Porém, rituais que aprisionavam e oprimiam o povo, ao invés de propiciar vida
com dignidade. Esta experiência rememorada pelas comunidades demonstra o
desprendimento de Jesus com os costumes do seu povo, desafiando as tradições,
não se importando com o fato de seus discípulos não respeitarem os rituais de
purificação do povo judeu. Na sua peregrinação, Jesus se mistura com outros
povos e vai se desconstruindo, e mesmo sendo judeu se permite comer sem lavar
as mãos pois, o que entra pela boca do ser humano é menos nocivo, do que aquilo
que sai da boca; é isso que pode tornar a pessoa impura. Neste debate sobre
pureza e impureza, Jesus quer ensinar o que de fato é mais importante para a
humanidade, matar a fome das pessoas ou se alimentar de rituais vazios?

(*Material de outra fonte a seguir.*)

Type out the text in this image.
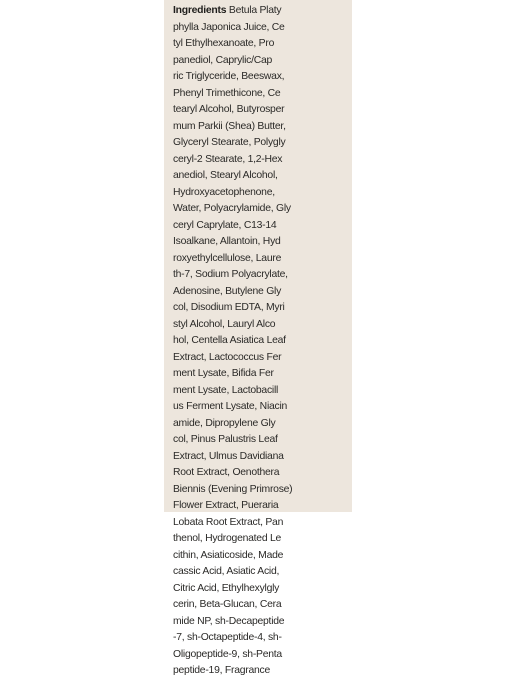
Ingredients Betula Platy
phylla Japonica Juice, Ce
tyl Ethylhexanoate, Pro
panediol, Caprylic/Cap
ric Triglyceride, Beeswax,
Phenyl Trimethicone, Ce
tearyl Alcohol, Butyrosper
mum Parkii (Shea) Butter,
Glyceryl Stearate, Polygly
ceryl-2 Stearate, 1,2-Hex
anediol, Stearyl Alcohol,
Hydroxyacetophenone,
Water, Polyacrylamide, Gly
ceryl Caprylate, C13-14
Isoalkane, Allantoin, Hyd
roxyethylcellulose, Laure
th-7, Sodium Polyacrylate,
Adenosine, Butylene Gly
col, Disodium EDTA, Myri
styl Alcohol, Lauryl Alco
hol, Centella Asiatica Leaf
Extract, Lactococcus Fer
ment Lysate, Bifida Fer
ment Lysate, Lactobacill
us Ferment Lysate, Niacin
amide, Dipropylene Gly
col, Pinus Palustris Leaf
Extract, Ulmus Davidiana
Root Extract, Oenothera
Biennis (Evening Primrose)
Flower Extract, Pueraria
Lobata Root Extract, Pan
thenol, Hydrogenated Le
cithin, Asiaticoside, Made
cassic Acid, Asiatic Acid,
Citric Acid, Ethylhexylgly
cerin, Beta-Glucan, Cera
mide NP, sh-Decapeptide
-7, sh-Octapeptide-4, sh-
Oligopeptide-9, sh-Penta
peptide-19, Fragrance
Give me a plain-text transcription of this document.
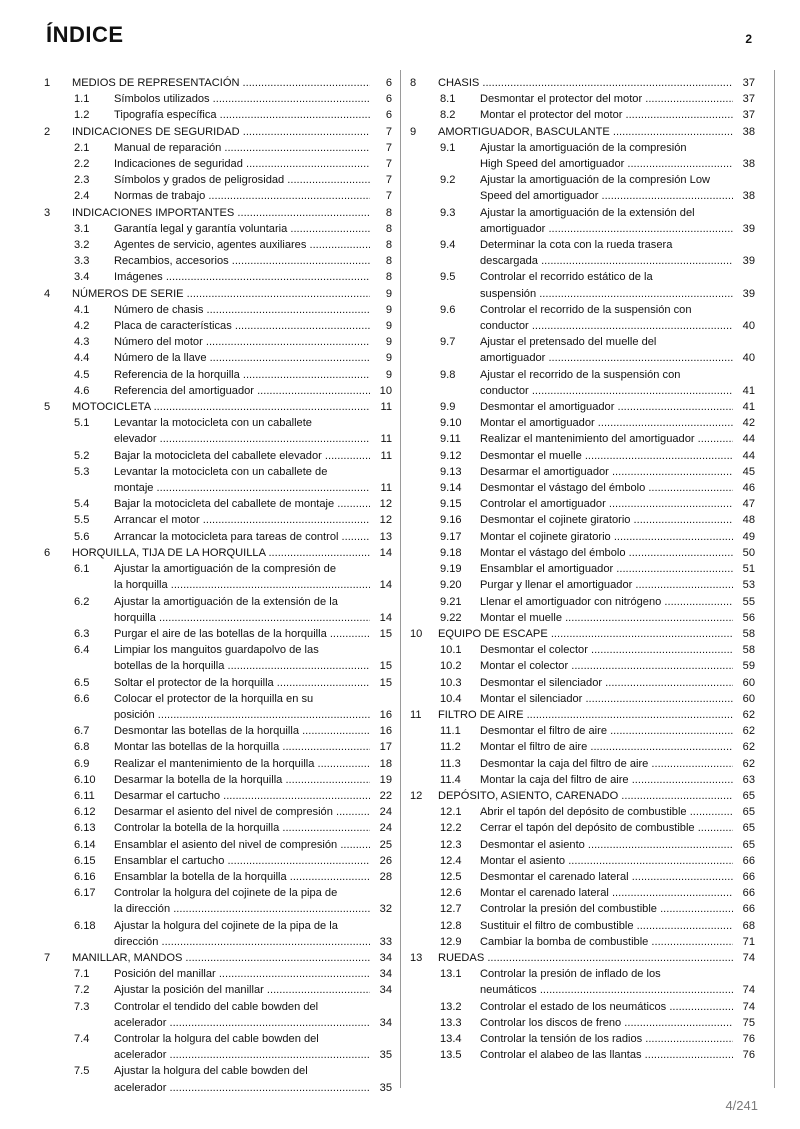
ÍNDICE	2
1 MEDIOS DE REPRESENTACIÓN .....	6
1.1 Símbolos utilizados .....	6
1.2 Tipografía específica .....	6
2 INDICACIONES DE SEGURIDAD .....	7
2.1 Manual de reparación .....	7
2.2 Indicaciones de seguridad .....	7
2.3 Símbolos y grados de peligrosidad .....	7
2.4 Normas de trabajo .....	7
3 INDICACIONES IMPORTANTES .....	8
3.1 Garantía legal y garantía voluntaria .....	8
3.2 Agentes de servicio, agentes auxiliares .....	8
3.3 Recambios, accesorios .....	8
3.4 Imágenes .....	8
4 NÚMEROS DE SERIE .....	9
4.1 Número de chasis .....	9
4.2 Placa de características .....	9
4.3 Número del motor .....	9
4.4 Número de la llave .....	9
4.5 Referencia de la horquilla .....	9
4.6 Referencia del amortiguador .....	10
5 MOTOCICLETA .....	11
5.1 Levantar la motocicleta con un caballete
elevador .....	11
5.2 Bajar la motocicleta del caballete elevador .....	11
5.3 Levantar la motocicleta con un caballete de
montaje .....	11
5.4 Bajar la motocicleta del caballete de montaje .....	12
5.5 Arrancar el motor .....	12
5.6 Arrancar la motocicleta para tareas de control .....	13
6 HORQUILLA, TIJA DE LA HORQUILLA .....	14
6.1 Ajustar la amortiguación de la compresión de
la horquilla .....	14
6.2 Ajustar la amortiguación de la extensión de la
horquilla .....	14
6.3 Purgar el aire de las botellas de la horquilla .....	15
6.4 Limpiar los manguitos guardapolvo de las
botellas de la horquilla .....	15
6.5 Soltar el protector de la horquilla .....	15
6.6 Colocar el protector de la horquilla en su
posición .....	16
6.7 Desmontar las botellas de la horquilla .....	16
6.8 Montar las botellas de la horquilla .....	17
6.9 Realizar el mantenimiento de la horquilla .....	18
6.10 Desarmar la botella de la horquilla .....	19
6.11 Desarmar el cartucho .....	22
6.12 Desarmar el asiento del nivel de compresión .....	24
6.13 Controlar la botella de la horquilla .....	24
6.14 Ensamblar el asiento del nivel de compresión .....	25
6.15 Ensamblar el cartucho .....	26
6.16 Ensamblar la botella de la horquilla .....	28
6.17 Controlar la holgura del cojinete de la pipa de
la dirección .....	32
6.18 Ajustar la holgura del cojinete de la pipa de la
dirección .....	33
7 MANILLAR, MANDOS .....	34
7.1 Posición del manillar .....	34
7.2 Ajustar la posición del manillar .....	34
7.3 Controlar el tendido del cable bowden del
acelerador .....	34
7.4 Controlar la holgura del cable bowden del
acelerador .....	35
7.5 Ajustar la holgura del cable bowden del
acelerador .....	35
8 CHASIS .....	37
8.1 Desmontar el protector del motor .....	37
8.2 Montar el protector del motor .....	37
9 AMORTIGUADOR, BASCULANTE .....	38
9.1 Ajustar la amortiguación de la compresión
High Speed del amortiguador .....	38
9.2 Ajustar la amortiguación de la compresión Low
Speed del amortiguador .....	38
9.3 Ajustar la amortiguación de la extensión del
amortiguador .....	39
9.4 Determinar la cota con la rueda trasera
descargada .....	39
9.5 Controlar el recorrido estático de la
suspensión .....	39
9.6 Controlar el recorrido de la suspensión con
conductor .....	40
9.7 Ajustar el pretensado del muelle del
amortiguador .....	40
9.8 Ajustar el recorrido de la suspensión con
conductor .....	41
9.9 Desmontar el amortiguador .....	41
9.10 Montar el amortiguador .....	42
9.11 Realizar el mantenimiento del amortiguador .....	44
9.12 Desmontar el muelle .....	44
9.13 Desarmar el amortiguador .....	45
9.14 Desmontar el vástago del émbolo .....	46
9.15 Controlar el amortiguador .....	47
9.16 Desmontar el cojinete giratorio .....	48
9.17 Montar el cojinete giratorio .....	49
9.18 Montar el vástago del émbolo .....	50
9.19 Ensamblar el amortiguador .....	51
9.20 Purgar y llenar el amortiguador .....	53
9.21 Llenar el amortiguador con nitrógeno .....	55
9.22 Montar el muelle .....	56
10 EQUIPO DE ESCAPE .....	58
10.1 Desmontar el colector .....	58
10.2 Montar el colector .....	59
10.3 Desmontar el silenciador .....	60
10.4 Montar el silenciador .....	60
11 FILTRO DE AIRE .....	62
11.1 Desmontar el filtro de aire .....	62
11.2 Montar el filtro de aire .....	62
11.3 Desmontar la caja del filtro de aire .....	62
11.4 Montar la caja del filtro de aire .....	63
12 DEPÓSITO, ASIENTO, CARENADO .....	65
12.1 Abrir el tapón del depósito de combustible .....	65
12.2 Cerrar el tapón del depósito de combustible .....	65
12.3 Desmontar el asiento .....	65
12.4 Montar el asiento .....	66
12.5 Desmontar el carenado lateral .....	66
12.6 Montar el carenado lateral .....	66
12.7 Controlar la presión del combustible .....	66
12.8 Sustituir el filtro de combustible .....	68
12.9 Cambiar la bomba de combustible .....	71
13 RUEDAS .....	74
13.1 Controlar la presión de inflado de los
neumáticos .....	74
13.2 Controlar el estado de los neumáticos .....	74
13.3 Controlar los discos de freno .....	75
13.4 Controlar la tensión de los radios .....	76
13.5 Controlar el alabeo de las llantas .....	76
4/241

A comunidade, através desta memória denuncia o apego a tradições que não
produzem vida e justiça para o povo e nos apresenta um Jesus que rompe com seus
costumes, se esses forem amarras para a liberdade do ser humano. Entretanto, o
mesmo Jesus nos pareceu bastante excludente no encontro com a Mulher
Siro-Fenícia, ao se recusar atendê-la por ser estrangeira, pois ele deveria
saciar primeiro os seus. Seria um tom de xenofobia do nosso queridinho Jesus?

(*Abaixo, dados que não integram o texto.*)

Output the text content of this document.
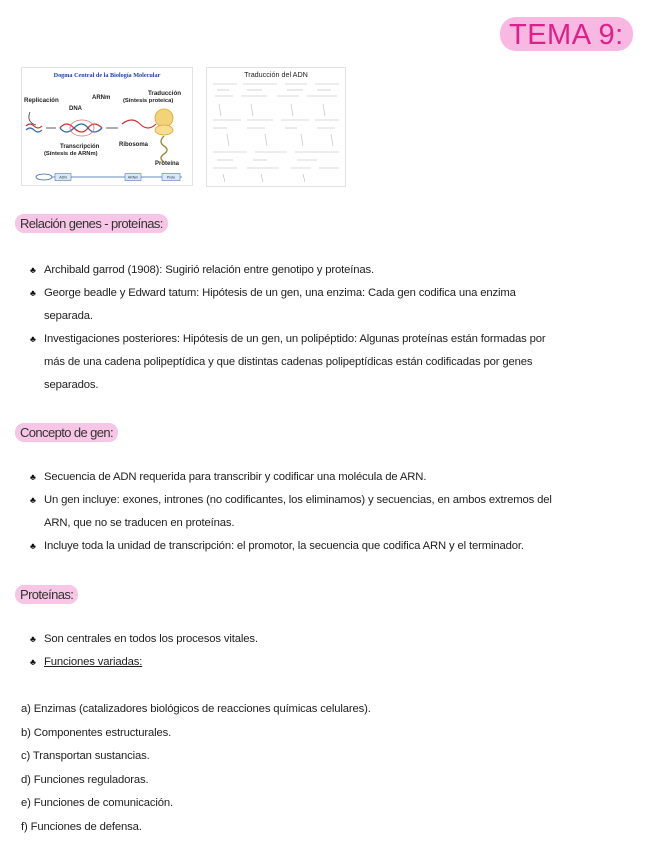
TEMA 9:
Dogma Central de la Biología Molecular
Replicación
DNA
ARNm
Traducción
(Síntesis proteica)
Transcripción
(Síntesis de ARNm)
Ribosoma
Proteína
ADN	ARNm	Prote
Traducción del ADN
Relación genes - proteínas:
♣ Archibald garrod (1908): Sugirió relación entre genotipo y proteínas.
♣ George beadle y Edward tatum: Hipótesis de un gen, una enzima: Cada gen codifica una enzima
separada.
♣ Investigaciones posteriores: Hipótesis de un gen, un polipéptido: Algunas proteínas están formadas por
más de una cadena polipeptídica y que distintas cadenas polipeptídicas están codificadas por genes
separados.
Concepto de gen:
♣ Secuencia de ADN requerida para transcribir y codificar una molécula de ARN.
♣ Un gen incluye: exones, intrones (no codificantes, los eliminamos) y secuencias, en ambos extremos del
ARN, que no se traducen en proteínas.
♣ Incluye toda la unidad de transcripción: el promotor, la secuencia que codifica ARN y el terminador.
Proteínas:
♣ Son centrales en todos los procesos vitales.
♣ Funciones variadas:
a) Enzimas (catalizadores biológicos de reacciones químicas celulares).
b) Componentes estructurales.
c) Transportan sustancias.
d) Funciones reguladoras.
e) Funciones de comunicación.
f) Funciones de defensa.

Neste momento da narrativa Jesus é um homem judeu, talvez aliado ao ideal da
raça superior, daqueles privilegiados que já nascem no primeiro lugar da fila,
sendo judeu ele está conectado com sua tradição. Porém, ao ser interpelado
pelas palavras da mulher estrangeira, seus ouvidos se abrem e ele ouve o grito dos
excluídos daquela sociedade, a qual ele fazia parte.

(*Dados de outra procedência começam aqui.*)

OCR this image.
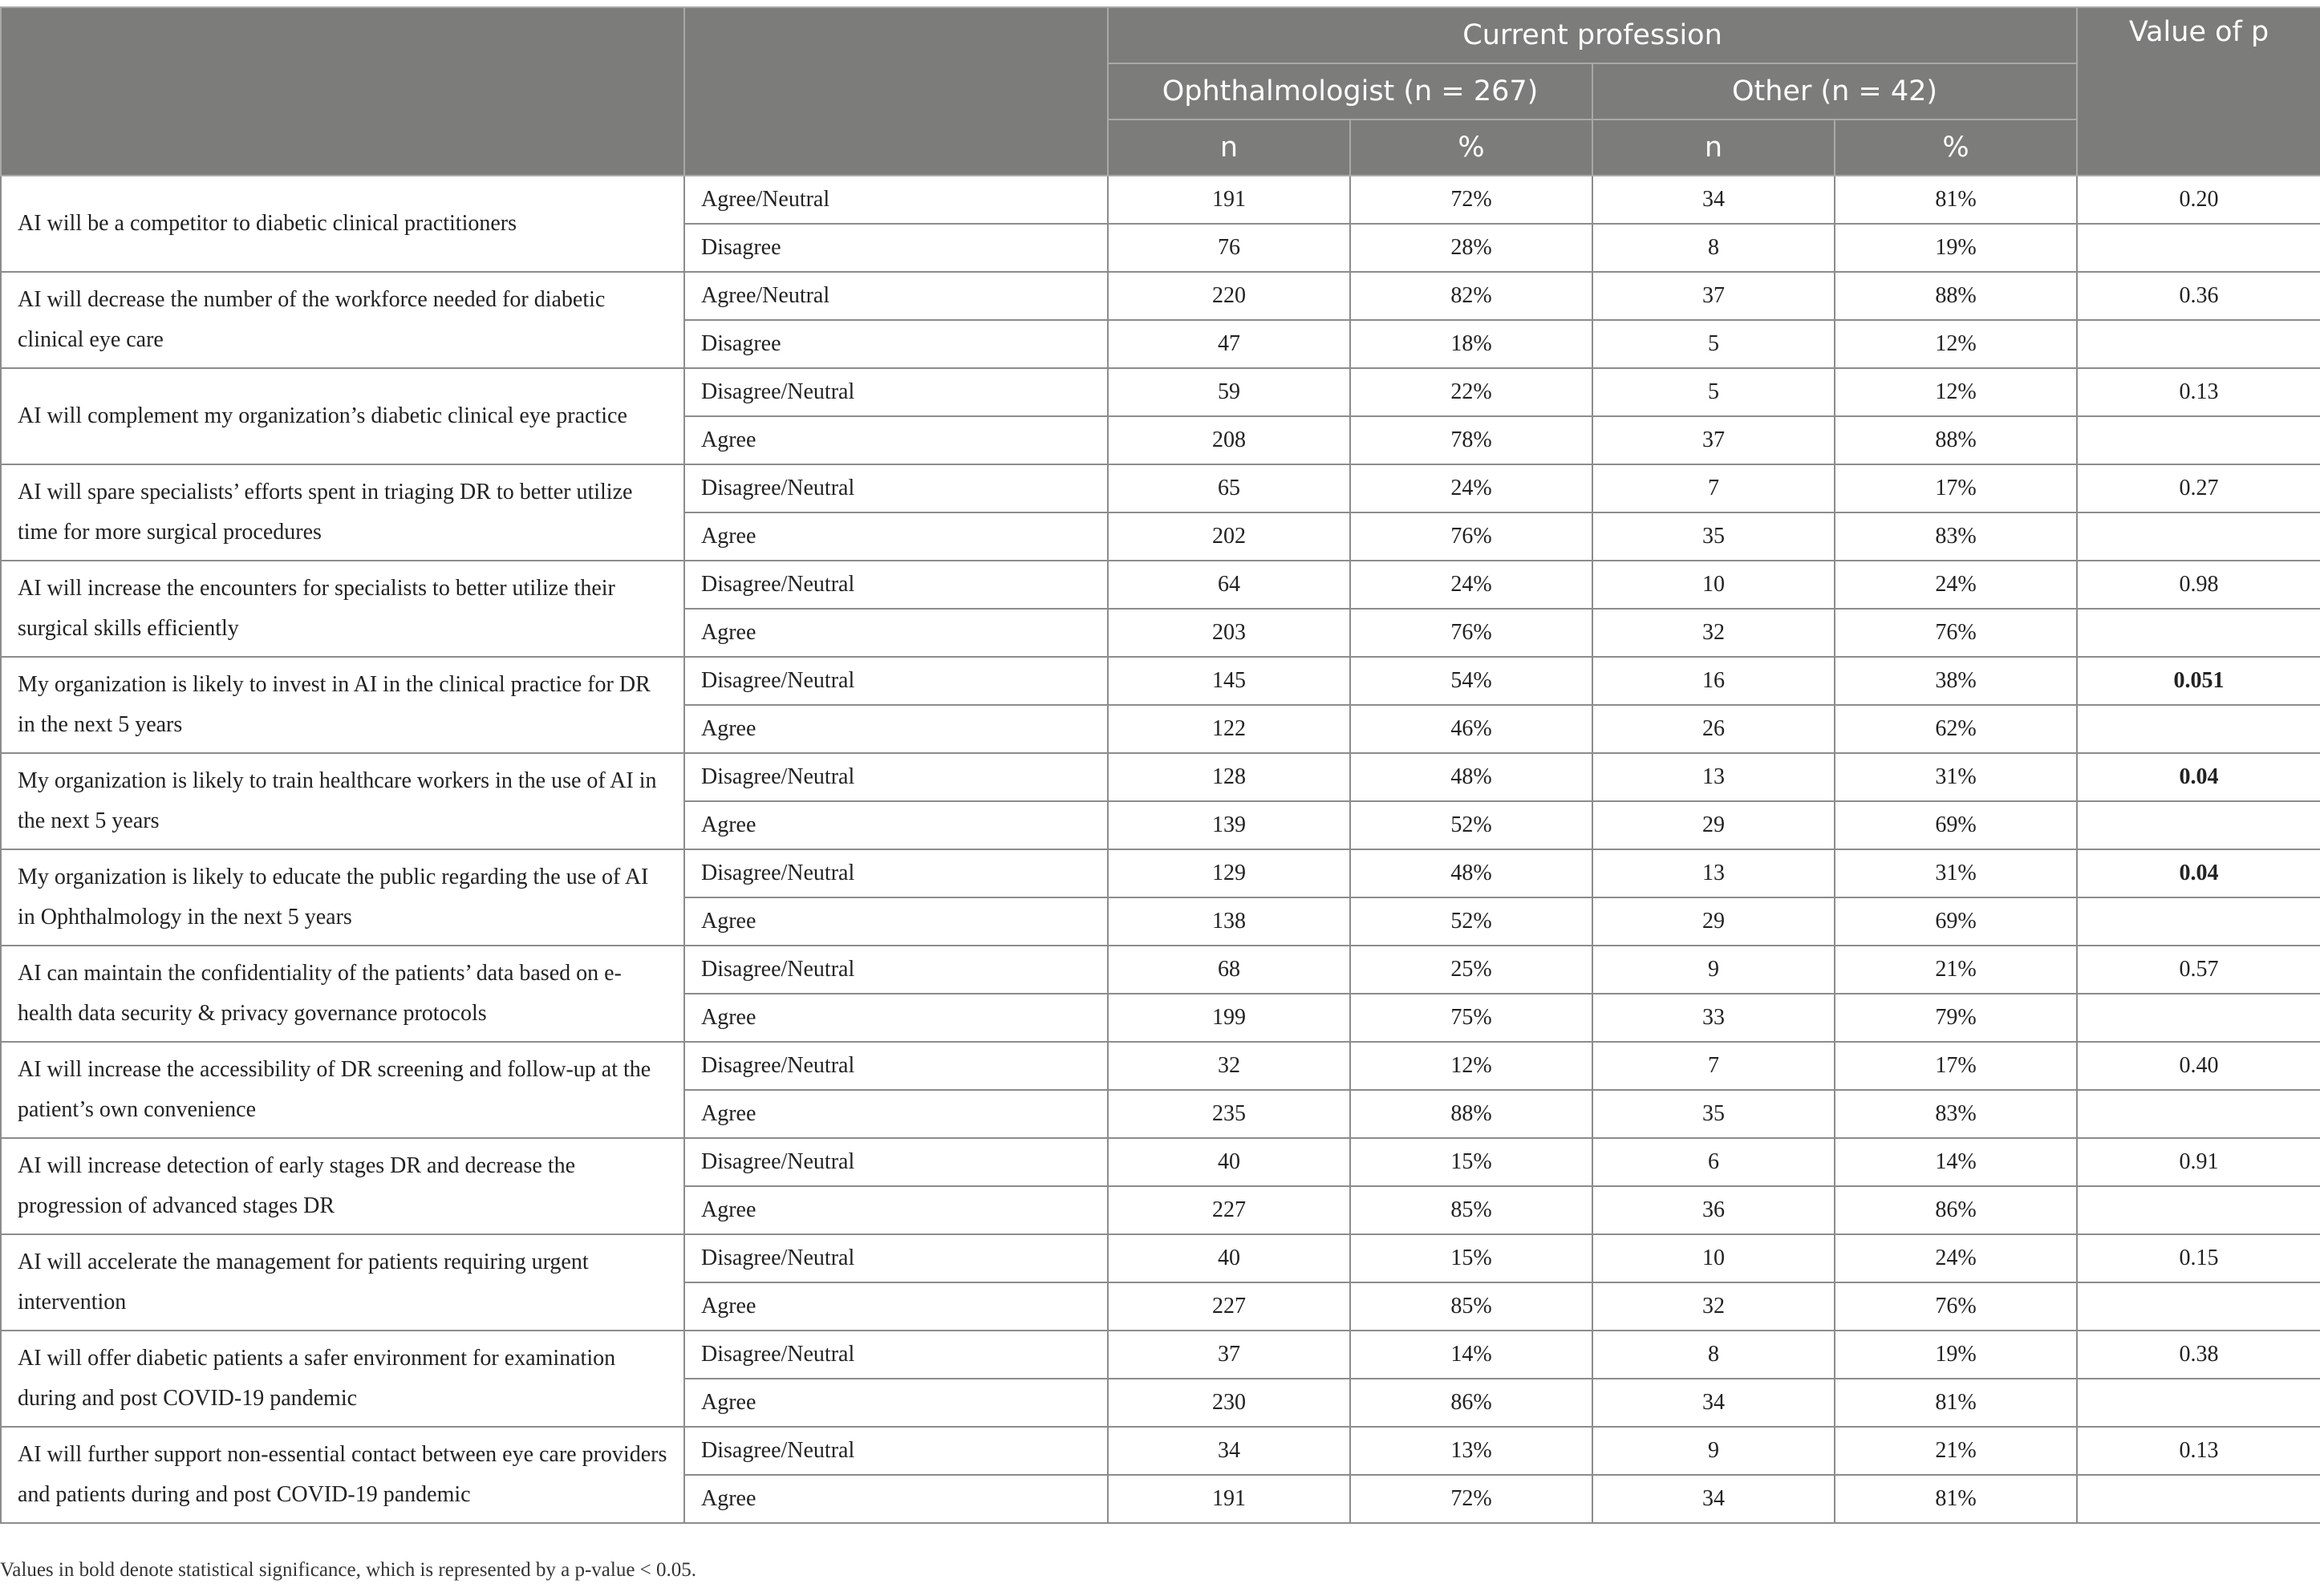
		Current profession				Value of p
		Ophthalmologist (n = 267)		Other (n = 42)		
		n	%	n	%	
AI will be a competitor to diabetic clinical practitioners	Agree/Neutral	191	72%	34	81%	0.20
	Disagree	76	28%	8	19%	
AI will decrease the number of the workforce needed for diabetic clinical eye care	Agree/Neutral	220	82%	37	88%	0.36
	Disagree	47	18%	5	12%	
AI will complement my organization’s diabetic clinical eye practice	Disagree/Neutral	59	22%	5	12%	0.13
	Agree	208	78%	37	88%	
AI will spare specialists’ efforts spent in triaging DR to better utilize time for more surgical procedures	Disagree/Neutral	65	24%	7	17%	0.27
	Agree	202	76%	35	83%	
AI will increase the encounters for specialists to better utilize their surgical skills efficiently	Disagree/Neutral	64	24%	10	24%	0.98
	Agree	203	76%	32	76%	
My organization is likely to invest in AI in the clinical practice for DR in the next 5 years	Disagree/Neutral	145	54%	16	38%	0.051
	Agree	122	46%	26	62%	
My organization is likely to train healthcare workers in the use of AI in the next 5 years	Disagree/Neutral	128	48%	13	31%	0.04
	Agree	139	52%	29	69%	
My organization is likely to educate the public regarding the use of AI in Ophthalmology in the next 5 years	Disagree/Neutral	129	48%	13	31%	0.04
	Agree	138	52%	29	69%	
AI can maintain the confidentiality of the patients’ data based on e-health data security & privacy governance protocols	Disagree/Neutral	68	25%	9	21%	0.57
	Agree	199	75%	33	79%	
AI will increase the accessibility of DR screening and follow-up at the patient’s own convenience	Disagree/Neutral	32	12%	7	17%	0.40
	Agree	235	88%	35	83%	
AI will increase detection of early stages DR and decrease the progression of advanced stages DR	Disagree/Neutral	40	15%	6	14%	0.91
	Agree	227	85%	36	86%	
AI will accelerate the management for patients requiring urgent intervention	Disagree/Neutral	40	15%	10	24%	0.15
	Agree	227	85%	32	76%	
AI will offer diabetic patients a safer environment for examination during and post COVID-19 pandemic	Disagree/Neutral	37	14%	8	19%	0.38
	Agree	230	86%	34	81%	
AI will further support non-essential contact between eye care providers and patients during and post COVID-19 pandemic	Disagree/Neutral	34	13%	9	21%	0.13
	Agree	191	72%	34	81%	
Values in bold denote statistical significance, which is represented by a p-value < 0.05.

A palavra de uma Mulher grega converte Jesus, pois descortina seu
privilégio e o salva das suas próprias amarras culturais e, quando se encontra
com o homem surdo e gago no seu caminho (31-37), novamente em contato com os
excluídos do sistema, Jesus faz algo inusitado. Ao ficar sozinho com o homem
coloca saliva em sua boca, ato impensado para seus costumes e para os rituais
de limpeza do seu povo. O Jesus que encontrou com os judeus no inicio do
capítulo, não é mais o mesmo no encontro com o homem surdo, porque antes ele se
encontrou com uma mulher que o desafiou assumir a diversidade e a diferença
como projeto de Reino, onde seu movimento claramente rompe com a lei judaica e
traz luzes para novas relações humanas, baseadas no respeito e aceitação das
diferenças e diversidades.
A palavrinha mágica que Jesus usou foi “Efatá!”. Abra-se! e logo houve a
cura da surdez e fala daquele homem. Jesus abriu-se para ouvir a mulher, pediu
para que o povo ouvissem suas palavras e ao final abriu os ouvidos do surdo,
deixando a todos e todas maravilhados. No entanto ele sente vontade de não ser
visto, não quis ficar para uma selfie, não quis postar nas redes sociais,
apenas aprendia ao se misturar com gentes de todas as classes, gênero e etnia.
O capítulo termina dizendo que tudo que Jesus fazia era bom, faz o surdo ouvir
e o mudo falar. Para que Jesus pudesse fazer o que era bom, foi preciso se
abrir para o aprendizado que não se encontrava no sistema religioso da sua
época, mas sim nas suas peregrinações em contato com as gentes, com seus
cheiros, seus sabores. Jesus abriu-se para aprender enquanto conhecia homens e
mulheres com suas fragilidades e potencialidades.
Em tempos de tanta perseguição, a comunidade de Marcos nos ajuda a olhar
com os olhos de Jesus e nos ensina acolher e aceitar as diferenças, e também a
denunciar sistemas opressores e excludentes que não produzem vida e liberdade.
Também somos convidadas a acolher nossas fragilidades, educar nosso ego, nos prostrar
aos pés do Mestre se for preciso e nos convertermos como Jesus também se
converteu, mudou seu caminho, seu olhar, sua postura e nos propôs uma utopia
que até hoje nos faz caminhar. Quem tem ouvidos para ouvir, ouça! Ouça o grito
dos excluídos e das excluídas, se abra ao diferente e evolua sua humanidade.